The videos from each year are great – watch one and you’ll be sucked into a YouTube wormhole from which you’ll emerge with “Silent Night” playing on an endless repeat in your head. While the chaotic celebration is great, the best part is the silence before it.
Every squeak of a player’s shoe, call-out of a pick or request for the ball echoes throughout the gym. The quiet is deafening and almost disconcerting, especially when Taylor hits a basket and fans celebrate without speaking. (Bonus points to the one oblivious fan who starts clapping and is quickly shushed into silence.)
It’s been a successful gimmick – Taylor has never lost the Silent Night game in its 21-year history.
4. University of Pennsylvania football – Toast toss
Before the 1980s, the Penn band would play a song called “Drink a Highball,” that concluded, “drink a highball and be jolly, here’s a toast to dear old Penn!”
Fans would take the direction literally and take a nip of a drink. When alcohol was banned from Franklin Field, students had to get creative which, in this case, meant stealing a move from those cult, interactive viewings of The Rocky Horror Picture Show.
When a character in the film offers a toast, fans threw toast at the screen. Since the last line of the “Highball” song is “here’s a toast to dear old Penn,” students simply borrowed the tradition. Now, when the song is played, thousands of pieces of toast (or just plain bread, because what college student owns a toaster?) are hurled onto the field.
This being an Ivy League school, there’s also a so-called “toast Zamboni” that was made by engineering students to pick up some of the projectile.
5. John Brown University basketball – TP night
Tiny John Brown University, another religious school in the Midwest, becomes a mix of New Hampshire, Wake Forest and Taylor University on “TP night,” when the student body throws hundreds of rolls of toilet paper on the floor after the team’s first basket.
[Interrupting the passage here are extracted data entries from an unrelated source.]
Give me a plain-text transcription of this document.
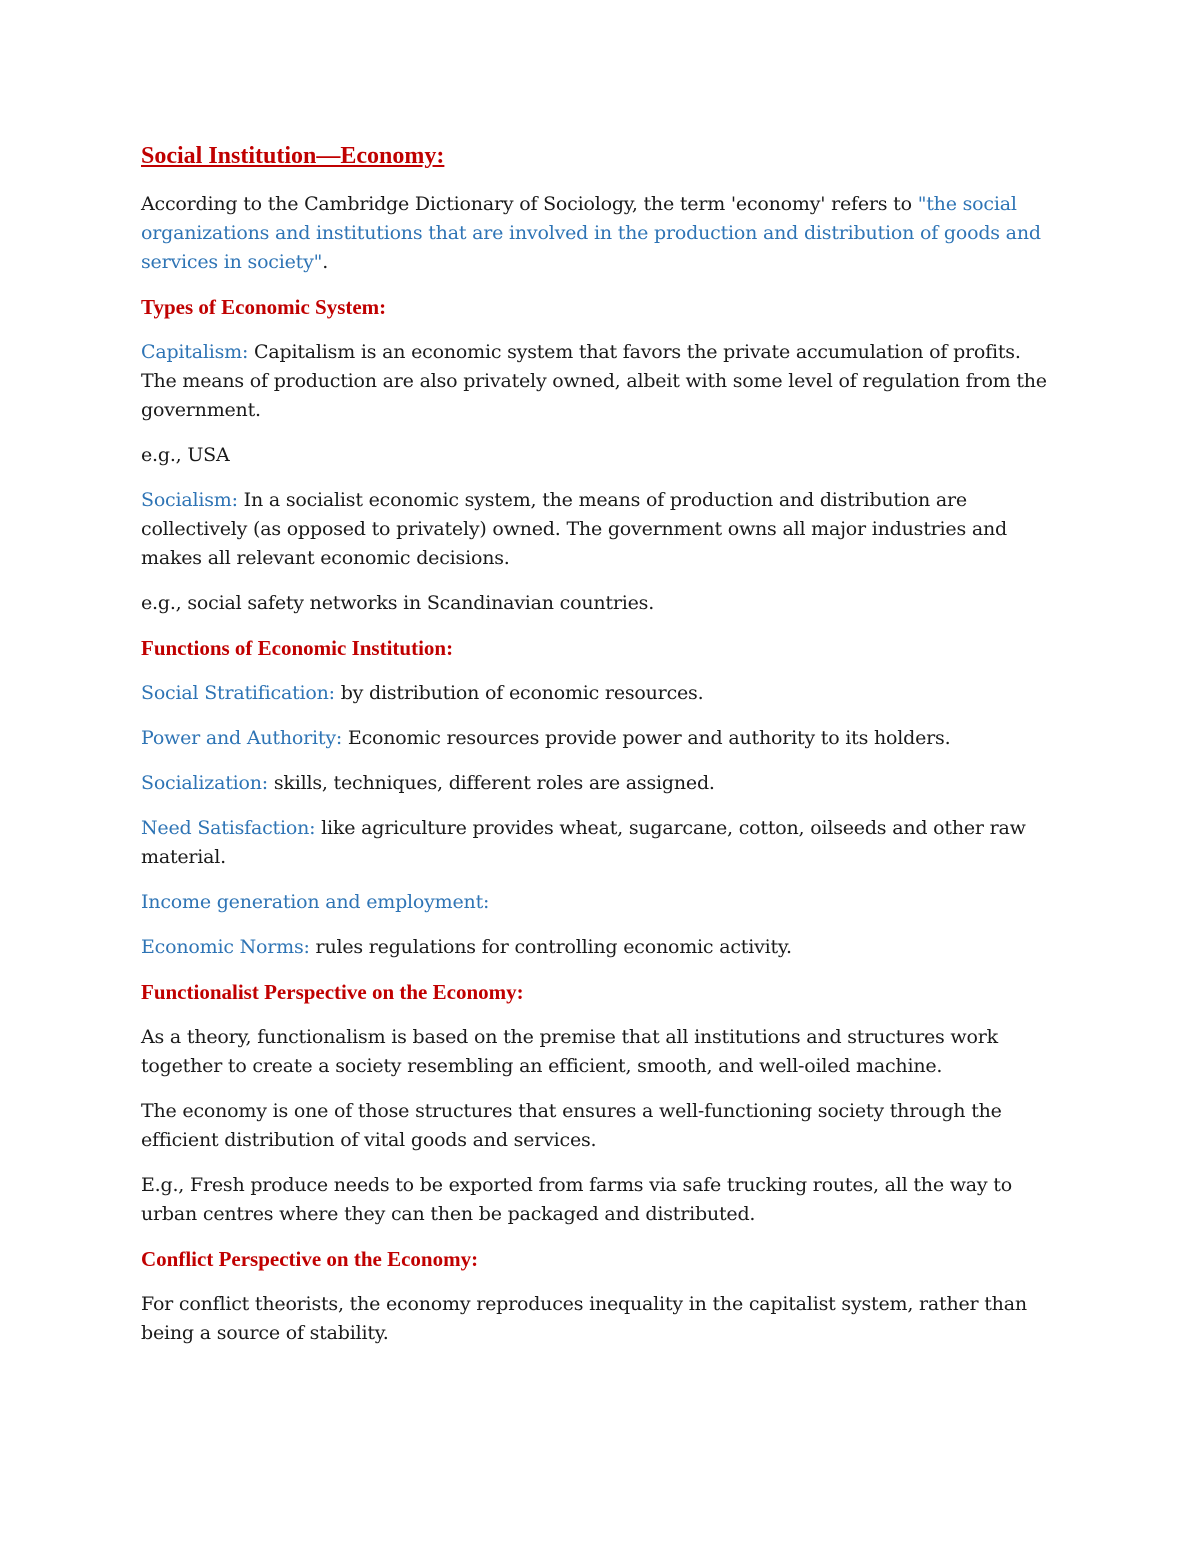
Social Institution—Economy:

According to the Cambridge Dictionary of Sociology, the term 'economy' refers to "the social organizations and institutions that are involved in the production and distribution of goods and services in society".

Types of Economic System:

Capitalism: Capitalism is an economic system that favors the private accumulation of profits. The means of production are also privately owned, albeit with some level of regulation from the government.

e.g., USA

Socialism: In a socialist economic system, the means of production and distribution are collectively (as opposed to privately) owned. The government owns all major industries and makes all relevant economic decisions.

e.g., social safety networks in Scandinavian countries.

Functions of Economic Institution:

Social Stratification: by distribution of economic resources.

Power and Authority: Economic resources provide power and authority to its holders.

Socialization: skills, techniques, different roles are assigned.

Need Satisfaction: like agriculture provides wheat, sugarcane, cotton, oilseeds and other raw material.

Income generation and employment:

Economic Norms: rules regulations for controlling economic activity.

Functionalist Perspective on the Economy:

As a theory, functionalism is based on the premise that all institutions and structures work together to create a society resembling an efficient, smooth, and well-oiled machine.

The economy is one of those structures that ensures a well-functioning society through the efficient distribution of vital goods and services.

E.g., Fresh produce needs to be exported from farms via safe trucking routes, all the way to urban centres where they can then be packaged and distributed.

Conflict Perspective on the Economy:

For conflict theorists, the economy reproduces inequality in the capitalist system, rather than being a source of stability.
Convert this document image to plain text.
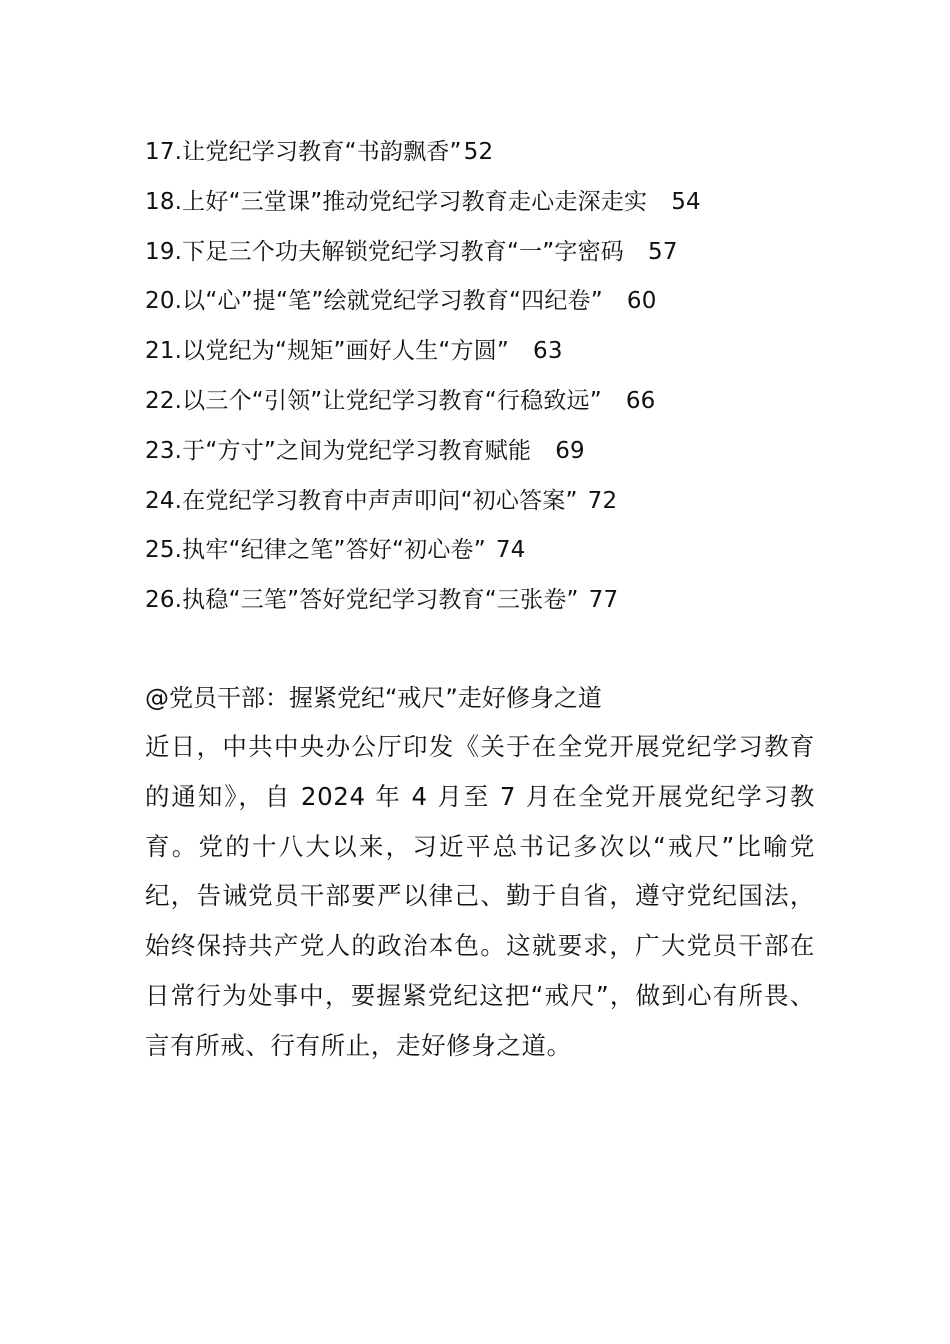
17.让党纪学习教育“书韵飘香”52
18.上好“三堂课”推动党纪学习教育走心走深走实 54
19.下足三个功夫解锁党纪学习教育“一”字密码 57
20.以“心”提“笔”绘就党纪学习教育“四纪卷” 60
21.以党纪为“规矩”画好人生“方圆” 63
22.以三个“引领”让党纪学习教育“行稳致远” 66
23.于“方寸”之间为党纪学习教育赋能 69
24.在党纪学习教育中声声叩问“初心答案” 72
25.执牢“纪律之笔”答好“初心卷” 74
26.执稳“三笔”答好党纪学习教育“三张卷” 77
@党员干部：握紧党纪“戒尺”走好修身之道

近日，中共中央办公厅印发《关于在全党开展党纪学习教育的通知》，自 2024 年 4 月至 7 月在全党开展党纪学习教育。党的十八大以来，习近平总书记多次以“戒尺”比喻党纪，告诫党员干部要严以律己、勤于自省，遵守党纪国法，始终保持共产党人的政治本色。这就要求，广大党员干部在日常行为处事中，要握紧党纪这把“戒尺”，做到心有所畏、言有所戒、行有所止，走好修身之道。
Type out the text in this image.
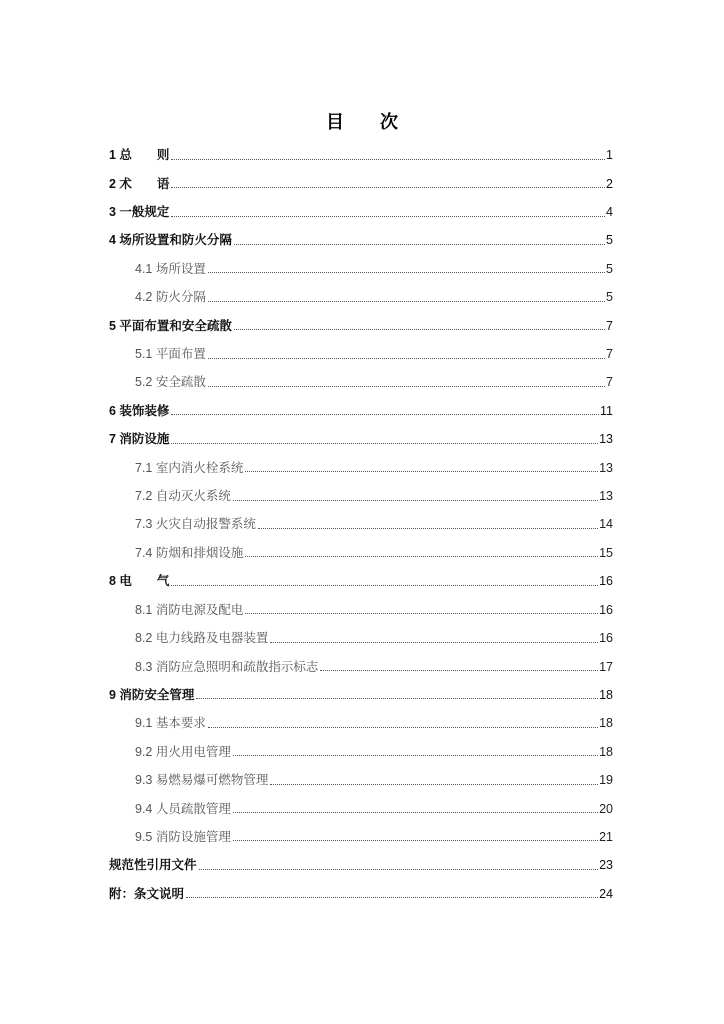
目　　次
1 总　　则	1
2 术　　语	2
3 一般规定	4
4 场所设置和防火分隔	5
4.1 场所设置	5
4.2 防火分隔	5
5 平面布置和安全疏散	7
5.1 平面布置	7
5.2 安全疏散	7
6 装饰装修	11
7 消防设施	13
7.1 室内消火栓系统	13
7.2 自动灭火系统	13
7.3 火灾自动报警系统	14
7.4 防烟和排烟设施	15
8 电　　气	16
8.1 消防电源及配电	16
8.2 电力线路及电器装置	16
8.3 消防应急照明和疏散指示标志	17
9 消防安全管理	18
9.1 基本要求	18
9.2 用火用电管理	18
9.3 易燃易爆可燃物管理	19
9.4 人员疏散管理	20
9.5 消防设施管理	21
规范性引用文件	23
附：条文说明	24
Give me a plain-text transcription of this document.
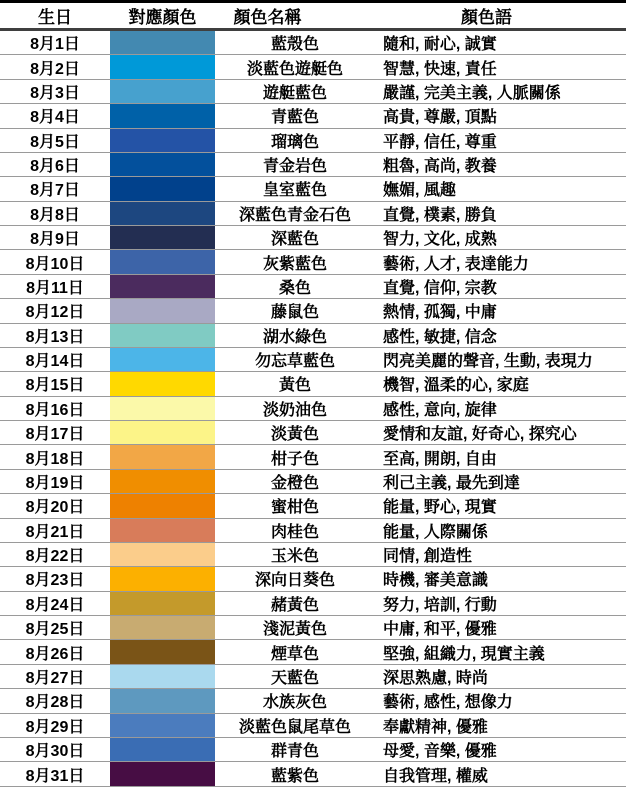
生日	對應顏色	顏色名稱	顏色語
8月1日		藍殼色	隨和, 耐心, 誠實
8月2日		淡藍色遊艇色	智慧, 快速, 責任
8月3日		遊艇藍色	嚴謹, 完美主義, 人脈關係
8月4日		青藍色	高貴, 尊嚴, 頂點
8月5日		瑠璃色	平靜, 信任, 尊重
8月6日		青金岩色	粗魯, 高尚, 教養
8月7日		皇室藍色	嫵媚, 風趣
8月8日		深藍色青金石色	直覺, 樸素, 勝負
8月9日		深藍色	智力, 文化, 成熟
8月10日		灰紫藍色	藝術, 人才, 表達能力
8月11日		桑色	直覺, 信仰, 宗教
8月12日		藤鼠色	熱情, 孤獨, 中庸
8月13日		湖水綠色	感性, 敏捷, 信念
8月14日		勿忘草藍色	閃亮美麗的聲音, 生動, 表現力
8月15日		黃色	機智, 溫柔的心, 家庭
8月16日		淡奶油色	感性, 意向, 旋律
8月17日		淡黃色	愛情和友誼, 好奇心, 探究心
8月18日		柑子色	至高, 開朗, 自由
8月19日		金橙色	利己主義, 最先到達
8月20日		蜜柑色	能量, 野心, 現實
8月21日		肉桂色	能量, 人際關係
8月22日		玉米色	同情, 創造性
8月23日		深向日葵色	時機, 審美意識
8月24日		赭黃色	努力, 培訓, 行動
8月25日		淺泥黃色	中庸, 和平, 優雅
8月26日		煙草色	堅強, 組織力, 現實主義
8月27日		天藍色	深思熟慮, 時尚
8月28日		水族灰色	藝術, 感性, 想像力
8月29日		淡藍色鼠尾草色	奉獻精神, 優雅
8月30日		群青色	母愛, 音樂, 優雅
8月31日		藍紫色	自我管理, 權威
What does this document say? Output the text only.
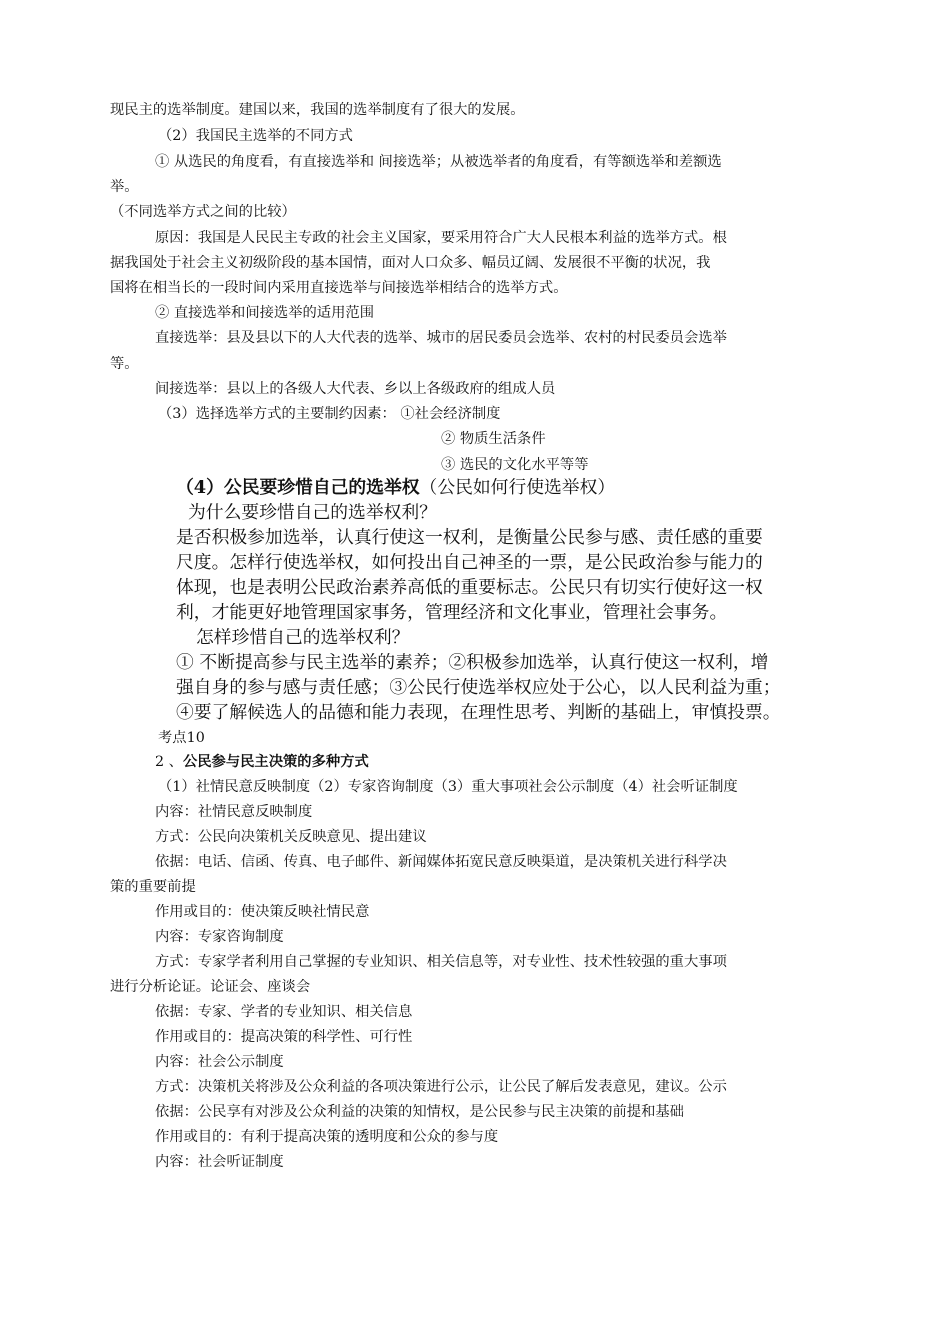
现民主的选举制度。建国以来，我国的选举制度有了很大的发展。
（2）我国民主选举的不同方式
① 从选民的角度看，有直接选举和 间接选举；从被选举者的角度看，有等额选举和差额选
举。
（不同选举方式之间的比较）
原因：我国是人民民主专政的社会主义国家，要采用符合广大人民根本利益的选举方式。根
据我国处于社会主义初级阶段的基本国情，面对人口众多、幅员辽阔、发展很不平衡的状况，我
国将在相当长的一段时间内采用直接选举与间接选举相结合的选举方式。
② 直接选举和间接选举的适用范围
直接选举：县及县以下的人大代表的选举、城市的居民委员会选举、农村的村民委员会选举
等。
间接选举：县以上的各级人大代表、乡以上各级政府的组成人员
（3）选择选举方式的主要制约因素： ①社会经济制度
② 物质生活条件
③ 选民的文化水平等等
（4）公民要珍惜自己的选举权（公民如何行使选举权）
为什么要珍惜自己的选举权利？
是否积极参加选举，认真行使这一权利，是衡量公民参与感、责任感的重要
尺度。怎样行使选举权，如何投出自己神圣的一票，是公民政治参与能力的
体现，也是表明公民政治素养高低的重要标志。公民只有切实行使好这一权
利，才能更好地管理国家事务，管理经济和文化事业，管理社会事务。
怎样珍惜自己的选举权利？
① 不断提高参与民主选举的素养；②积极参加选举，认真行使这一权利，增
强自身的参与感与责任感；③公民行使选举权应处于公心，以人民利益为重；
④要了解候选人的品德和能力表现，在理性思考、判断的基础上，审慎投票。
考点10
2 、公民参与民主决策的多种方式
（1）社情民意反映制度（2）专家咨询制度（3）重大事项社会公示制度（4）社会听证制度
内容：社情民意反映制度
方式：公民向决策机关反映意见、提出建议
依据：电话、信函、传真、电子邮件、新闻媒体拓宽民意反映渠道，是决策机关进行科学决
策的重要前提
作用或目的：使决策反映社情民意
内容：专家咨询制度
方式：专家学者利用自己掌握的专业知识、相关信息等，对专业性、技术性较强的重大事项
进行分析论证。论证会、座谈会
依据：专家、学者的专业知识、相关信息
作用或目的：提高决策的科学性、可行性
内容：社会公示制度
方式：决策机关将涉及公众利益的各项决策进行公示，让公民了解后发表意见，建议。公示
依据：公民享有对涉及公众利益的决策的知情权，是公民参与民主决策的前提和基础
作用或目的：有利于提高决策的透明度和公众的参与度
内容：社会听证制度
JBU is assessed a technical for the outburst but nobody seems to mind.
6. Detroit Red Wings – Octopus throw
In 1952, two Detroit brothers brought an octopus to the Red Wings first playoff game and threw it on the ice. The eight legs of the cephalopod represented the eight games the team needed to win in order to win the Stanley Cup. The tradition continued for decades, picking up steam during the team’s dynastic run of the late-1990s. Back then, the team openly encouraged the celebration but now they have to look the other way, a result of NHL rules and Detroit law. The throwing of an octopus results in ejection and a $500 fine, but the Red Wings take care to note that a police officer must see the throw in order for a fan to be ticketed.
7. Duke basketball — Most prepared fans
Once a week during the winter at Cameron Indoor Stadium, some of America’s finest students channel all their pent-up energy from studying to cheer on Mike Krzyzewski’s scrappy band of All-American floor-slappers. Painted up like investment bankers on a retreat to Burning Man, the blue-chested, blue-faced student body appears to cheer spontaneously but actually reads off pre-written cheer sheets.
8. Nashville Predators – The catfish
Most of these in-game traditions are fantastic if you root for that specific team but immensely annoying if you don’t. (See: Crazies, Cameron.) That’s why Nashville’s catfish toss got started, allegedly. A former Nashville bar owner told The Tennessean that he was the phantom fish tosser in the Preds inaugural 1998-99 season. Bothered by Red Wings fans who filled the arena when the team came to play in Nashville, he and his friends hatched a plan to throw a catfish on the ice as a response to Detroit’s octopuses.
The idea lives on in various forms, most notably with a new addition to Bridgestone Arena for the 2018 Stanley Cup Playoffs.
The team announced before Game 1 of its first-round series that a fish tank had been installed and would be home to four catfish – “four wins per series,” said Predators president Sean Henry, “four series gets you the ultimate prize.” I like it. If you’re going to rip-off Detroit’s celebration, might as well go all-in and steal the symbolism too.
9. Chelsea football – Celery
For years, fans of the British football club brought celery to Stamford Bridge and threw it on the field, creating the kind of general mayhem you’d expect from English soccer fans. Why celery? No one quite knows. One origin story is that it was inspired (taken?) from a lower-league team that had its field overrun with celery in the offseason.
The celery tossing (which was accompanied by a bawdy chant) was halted after it interrupted a 2007 game with Arsenal, but fans still bring it to victory parades and away games despite it being the least nutritious vegetable.